Hong Kong voters face dilemma with candidate bans
- Disqualification of poll hopefuls by both the government and the opposition may result in the local electorate having few people to choose from
You have to feel sorry for Lee Cheuk-yan. What wouldn’t the 61-year-old do to get back into the Legislative Council? The veteran unionist and former lawmaker scuffled with security guards and had to be forcibly removed, along with Labour Party comrade Lau Siu-lai, at a government briefing for next month’s by-election.
Even for street protester extraordinaire “Long Hair” Leung Kwok-hung, 62, the body-slamming days with the police are over. Lee usually prefers to shout slogans on stage rather than fight security staff.

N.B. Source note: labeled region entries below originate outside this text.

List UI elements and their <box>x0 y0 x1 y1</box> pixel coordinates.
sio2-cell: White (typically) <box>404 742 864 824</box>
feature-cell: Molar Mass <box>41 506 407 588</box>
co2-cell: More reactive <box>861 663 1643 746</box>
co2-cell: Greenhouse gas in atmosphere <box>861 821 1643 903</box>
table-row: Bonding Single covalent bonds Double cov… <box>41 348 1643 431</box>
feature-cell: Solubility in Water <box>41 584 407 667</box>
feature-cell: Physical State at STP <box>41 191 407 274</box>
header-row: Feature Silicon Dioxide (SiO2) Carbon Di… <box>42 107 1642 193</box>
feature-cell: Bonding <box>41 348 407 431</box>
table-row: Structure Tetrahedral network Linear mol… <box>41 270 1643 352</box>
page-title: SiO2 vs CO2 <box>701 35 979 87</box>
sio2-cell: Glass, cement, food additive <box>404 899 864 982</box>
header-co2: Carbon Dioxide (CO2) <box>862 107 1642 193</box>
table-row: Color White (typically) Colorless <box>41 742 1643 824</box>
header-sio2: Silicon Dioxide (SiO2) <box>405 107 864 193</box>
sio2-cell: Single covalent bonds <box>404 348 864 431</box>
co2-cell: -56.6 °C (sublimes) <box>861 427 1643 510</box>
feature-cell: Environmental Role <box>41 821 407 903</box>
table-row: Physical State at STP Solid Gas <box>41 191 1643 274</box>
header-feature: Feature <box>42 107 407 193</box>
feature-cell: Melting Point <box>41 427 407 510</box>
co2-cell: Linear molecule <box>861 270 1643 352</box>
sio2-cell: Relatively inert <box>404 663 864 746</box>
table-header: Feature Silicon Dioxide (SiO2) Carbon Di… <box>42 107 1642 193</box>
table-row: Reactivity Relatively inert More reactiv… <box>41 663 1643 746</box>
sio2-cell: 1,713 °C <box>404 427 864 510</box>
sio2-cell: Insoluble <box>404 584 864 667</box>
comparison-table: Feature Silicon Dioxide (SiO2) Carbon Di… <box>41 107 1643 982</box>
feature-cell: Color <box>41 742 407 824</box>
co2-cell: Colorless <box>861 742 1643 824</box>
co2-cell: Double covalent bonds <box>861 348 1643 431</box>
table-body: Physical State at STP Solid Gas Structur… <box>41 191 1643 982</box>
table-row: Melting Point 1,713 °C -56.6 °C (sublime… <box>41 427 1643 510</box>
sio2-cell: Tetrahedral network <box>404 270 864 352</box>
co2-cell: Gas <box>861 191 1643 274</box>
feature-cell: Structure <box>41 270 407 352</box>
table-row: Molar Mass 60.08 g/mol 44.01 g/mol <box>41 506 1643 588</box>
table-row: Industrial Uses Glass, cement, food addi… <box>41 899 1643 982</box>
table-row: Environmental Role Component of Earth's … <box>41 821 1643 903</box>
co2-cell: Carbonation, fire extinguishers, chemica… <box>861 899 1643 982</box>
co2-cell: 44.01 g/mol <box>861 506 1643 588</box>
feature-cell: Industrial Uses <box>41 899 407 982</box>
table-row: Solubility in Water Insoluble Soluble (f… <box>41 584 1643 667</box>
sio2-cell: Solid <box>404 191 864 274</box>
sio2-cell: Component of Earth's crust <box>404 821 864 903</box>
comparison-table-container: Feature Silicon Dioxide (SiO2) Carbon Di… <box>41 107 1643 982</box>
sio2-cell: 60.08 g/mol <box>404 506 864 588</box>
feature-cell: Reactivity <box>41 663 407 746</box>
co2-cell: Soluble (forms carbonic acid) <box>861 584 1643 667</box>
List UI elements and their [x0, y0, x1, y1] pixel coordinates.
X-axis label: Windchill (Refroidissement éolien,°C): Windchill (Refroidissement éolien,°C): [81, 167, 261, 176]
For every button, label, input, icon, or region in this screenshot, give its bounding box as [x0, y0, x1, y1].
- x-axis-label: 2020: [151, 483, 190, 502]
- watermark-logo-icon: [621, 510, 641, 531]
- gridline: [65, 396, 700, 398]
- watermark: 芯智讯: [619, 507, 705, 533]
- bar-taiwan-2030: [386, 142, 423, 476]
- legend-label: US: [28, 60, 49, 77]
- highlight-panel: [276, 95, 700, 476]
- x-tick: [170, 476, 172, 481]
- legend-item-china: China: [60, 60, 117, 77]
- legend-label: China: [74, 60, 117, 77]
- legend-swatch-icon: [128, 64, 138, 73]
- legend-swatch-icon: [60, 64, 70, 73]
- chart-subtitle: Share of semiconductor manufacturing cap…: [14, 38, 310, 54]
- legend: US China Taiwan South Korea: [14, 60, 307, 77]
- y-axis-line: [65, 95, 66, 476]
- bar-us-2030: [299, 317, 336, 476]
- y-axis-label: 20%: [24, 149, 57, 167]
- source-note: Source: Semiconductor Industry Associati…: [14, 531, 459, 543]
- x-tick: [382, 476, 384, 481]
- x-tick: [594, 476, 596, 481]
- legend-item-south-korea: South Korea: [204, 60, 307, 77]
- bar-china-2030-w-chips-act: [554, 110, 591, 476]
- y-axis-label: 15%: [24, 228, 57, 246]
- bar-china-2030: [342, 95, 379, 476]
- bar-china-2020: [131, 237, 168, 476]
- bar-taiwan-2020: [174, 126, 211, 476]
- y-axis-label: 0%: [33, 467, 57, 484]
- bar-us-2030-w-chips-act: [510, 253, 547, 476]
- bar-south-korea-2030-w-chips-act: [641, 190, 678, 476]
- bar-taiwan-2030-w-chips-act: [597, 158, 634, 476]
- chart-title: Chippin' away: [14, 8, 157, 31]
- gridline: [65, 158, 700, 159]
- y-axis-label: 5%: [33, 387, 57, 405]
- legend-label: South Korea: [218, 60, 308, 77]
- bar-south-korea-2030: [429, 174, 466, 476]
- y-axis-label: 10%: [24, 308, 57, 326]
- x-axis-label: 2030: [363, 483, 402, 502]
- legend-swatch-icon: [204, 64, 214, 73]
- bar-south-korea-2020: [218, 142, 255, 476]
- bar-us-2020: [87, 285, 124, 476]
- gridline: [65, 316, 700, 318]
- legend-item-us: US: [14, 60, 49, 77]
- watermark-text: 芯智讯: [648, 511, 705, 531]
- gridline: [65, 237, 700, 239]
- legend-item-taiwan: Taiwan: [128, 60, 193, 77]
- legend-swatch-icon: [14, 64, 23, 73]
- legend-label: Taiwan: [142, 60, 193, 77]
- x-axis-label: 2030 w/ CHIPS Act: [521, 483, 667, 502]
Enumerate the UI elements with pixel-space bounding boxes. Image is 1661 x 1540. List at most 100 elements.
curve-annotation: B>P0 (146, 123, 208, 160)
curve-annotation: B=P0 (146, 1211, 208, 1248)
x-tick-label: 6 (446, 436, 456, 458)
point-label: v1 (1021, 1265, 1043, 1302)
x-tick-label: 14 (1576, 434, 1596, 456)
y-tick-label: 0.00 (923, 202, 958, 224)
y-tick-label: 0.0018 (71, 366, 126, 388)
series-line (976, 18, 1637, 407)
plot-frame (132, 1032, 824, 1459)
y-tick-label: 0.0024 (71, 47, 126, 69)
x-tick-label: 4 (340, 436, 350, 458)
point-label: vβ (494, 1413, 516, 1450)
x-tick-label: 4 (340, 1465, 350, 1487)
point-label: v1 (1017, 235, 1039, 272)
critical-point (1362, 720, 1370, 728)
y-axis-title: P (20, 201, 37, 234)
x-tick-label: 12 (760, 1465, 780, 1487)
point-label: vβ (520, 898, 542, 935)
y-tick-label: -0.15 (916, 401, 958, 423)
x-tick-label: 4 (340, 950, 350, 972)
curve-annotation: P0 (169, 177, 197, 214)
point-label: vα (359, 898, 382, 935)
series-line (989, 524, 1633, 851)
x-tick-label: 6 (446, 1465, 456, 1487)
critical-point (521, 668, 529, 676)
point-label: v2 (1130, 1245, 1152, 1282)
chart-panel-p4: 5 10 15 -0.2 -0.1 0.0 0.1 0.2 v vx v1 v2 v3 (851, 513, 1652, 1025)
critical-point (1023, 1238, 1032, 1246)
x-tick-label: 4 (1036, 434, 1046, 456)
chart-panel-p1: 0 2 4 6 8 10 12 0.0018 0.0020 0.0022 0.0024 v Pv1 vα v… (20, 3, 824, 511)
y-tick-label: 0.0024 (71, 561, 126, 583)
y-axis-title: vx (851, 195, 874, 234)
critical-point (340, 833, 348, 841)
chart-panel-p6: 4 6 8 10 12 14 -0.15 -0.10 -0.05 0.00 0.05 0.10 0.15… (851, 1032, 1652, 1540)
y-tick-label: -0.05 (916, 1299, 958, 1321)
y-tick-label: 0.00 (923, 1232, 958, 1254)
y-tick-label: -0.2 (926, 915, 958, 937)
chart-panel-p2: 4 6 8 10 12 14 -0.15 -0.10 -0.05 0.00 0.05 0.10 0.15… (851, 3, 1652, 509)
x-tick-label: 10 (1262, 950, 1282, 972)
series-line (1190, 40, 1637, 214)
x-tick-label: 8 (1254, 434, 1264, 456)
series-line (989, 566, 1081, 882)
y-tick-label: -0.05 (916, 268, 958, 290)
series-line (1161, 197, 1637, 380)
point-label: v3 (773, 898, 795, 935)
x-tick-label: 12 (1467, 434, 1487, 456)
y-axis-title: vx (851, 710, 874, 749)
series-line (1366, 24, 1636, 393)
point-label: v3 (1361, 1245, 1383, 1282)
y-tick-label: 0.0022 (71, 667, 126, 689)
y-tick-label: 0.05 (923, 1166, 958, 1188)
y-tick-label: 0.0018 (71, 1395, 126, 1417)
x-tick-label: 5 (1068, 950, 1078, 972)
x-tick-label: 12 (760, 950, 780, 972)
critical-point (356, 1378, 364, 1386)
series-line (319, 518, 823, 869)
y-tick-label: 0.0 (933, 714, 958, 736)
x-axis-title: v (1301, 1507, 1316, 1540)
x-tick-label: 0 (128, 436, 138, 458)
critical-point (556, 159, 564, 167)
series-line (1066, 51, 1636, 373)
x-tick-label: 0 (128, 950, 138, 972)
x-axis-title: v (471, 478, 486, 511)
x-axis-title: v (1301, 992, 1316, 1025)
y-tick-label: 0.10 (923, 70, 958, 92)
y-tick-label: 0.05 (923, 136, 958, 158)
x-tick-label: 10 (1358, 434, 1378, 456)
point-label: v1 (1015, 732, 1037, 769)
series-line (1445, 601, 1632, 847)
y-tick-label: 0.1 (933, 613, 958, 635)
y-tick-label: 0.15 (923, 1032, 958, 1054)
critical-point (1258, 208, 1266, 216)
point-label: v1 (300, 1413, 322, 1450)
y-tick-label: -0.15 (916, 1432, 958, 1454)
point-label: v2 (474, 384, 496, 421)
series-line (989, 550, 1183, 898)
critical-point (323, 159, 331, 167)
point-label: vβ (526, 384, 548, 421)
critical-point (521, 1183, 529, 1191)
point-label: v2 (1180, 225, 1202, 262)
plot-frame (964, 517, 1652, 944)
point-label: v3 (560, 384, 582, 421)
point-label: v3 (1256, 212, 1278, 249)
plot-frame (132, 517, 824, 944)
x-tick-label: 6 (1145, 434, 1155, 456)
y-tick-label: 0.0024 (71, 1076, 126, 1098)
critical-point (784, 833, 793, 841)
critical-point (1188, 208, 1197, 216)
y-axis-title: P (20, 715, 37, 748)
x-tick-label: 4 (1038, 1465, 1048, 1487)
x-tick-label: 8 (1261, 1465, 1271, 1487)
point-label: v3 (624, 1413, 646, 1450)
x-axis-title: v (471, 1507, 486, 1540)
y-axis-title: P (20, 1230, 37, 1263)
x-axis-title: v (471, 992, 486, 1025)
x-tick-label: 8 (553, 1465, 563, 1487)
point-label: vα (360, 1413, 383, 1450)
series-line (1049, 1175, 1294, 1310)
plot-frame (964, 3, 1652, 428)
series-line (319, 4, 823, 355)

But the guy owes Lau what is possibly his last chance to get back his cushy job in the Legislative Council. Lau wanted to make a stand at a meeting with the Electoral Affairs Commission, which earlier disqualified her from entering the West Kowloon by-election on November 25 for her alleged stance on self-determination and independence. The meeting was to provide guidelines on activities related to elections and arrangements for candidates and their agents.
The seat is vacant because Lau was earlier disqualified from Legco for failing to take a proper oath of office. The government seems determined to bar her from entering any election. However, Rita Fan Hsu Lai-tai, a former member of the National People’s Congress Standing Committee, said the latest ban didn’t have to be permanent, whatever that means.
Lee could hardly fold his arms and look on at the meeting once Lau decided to gatecrash the meeting. But, of course, the government is not the only one disqualifying candidates. Pan-democratic elders can hardly get on their high horse and not look silly and hypocritical. After all, they have carried out their own version of disqualification against a former comrade, Frederick Fung Kin-kee, who will now enter the by-election as an independent.
Previously, the opposition said it was committed to running so-called primaries to preselect candidates for Legco elections. Somehow, operating like the “small circles” they so often denounce, its kingmakers decided among themselves to make Lee the “plan B” candidate if Lau was disqualified.
Once Fung pointed out the obvious unfairness and announced he would run without any party backing, the most extraordinarily vicious campaign of defamation, slander, criticism and back-stabbing was launched for months to discredit him.
The way things are going, the local electorate will have few viable candidates to choose from in future after rounds of “disqualification” by the government and the opposition.